Numerous research on the development of knowledge and skills within health and social care has been undertaken; however, it can be argued that there is a need to understand the connection between inclusion and the development in knowledge and experience. The purpose of this dissertation is to explore students’ experiences of the health and social care adult- education program, and participation and learning processes it represents. The program is considered the formal route to acquire a position as a nursing assistant or health care assistant. Furthermore, the program can be seen as a combination of vocational training, and a measure to reduce unemployment.
This empirical study is based on 15 in- depth interviews with students in the health and social care adult-education. These interviews are using a hermeneutic interpretation method, and draw on Lave and Wenger`s theory of learning. In addition to sociocultural theory according to Säljö.
Findings indicate that the adult-education program in health and social care is not only a training process, but also a participation process. For the students, it is about gaining participation in the professional community, in Swedish society, and also about an existential safety in a social context. In order to gain participation, intellectual and physical artifacts, as well as personal qualities, are a prerequisite. Despite these requirements, and the challenges students face, the findings reveal that most students continue their studies.
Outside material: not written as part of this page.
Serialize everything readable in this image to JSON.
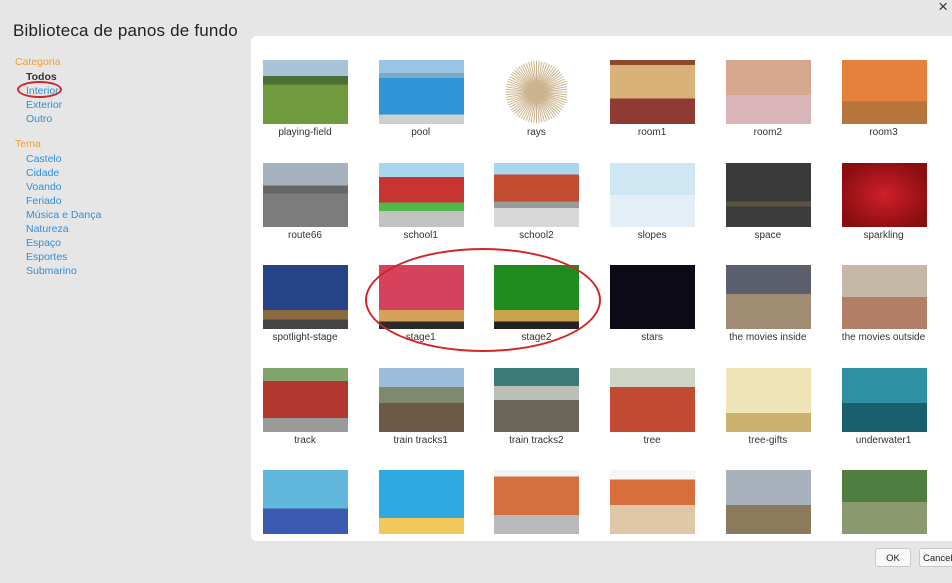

This finding leads to the idea that health and social care can be understood a discipline of inclusion.
These findings assist the health and social care field in understanding the connection between said artifacts for inclusion in working life and society; in addition, that such programs should be understood from a wider perspective and viewed in relation to the tension between three educational projects: the students` individual project, the program organizer’s project and the national, societal education project.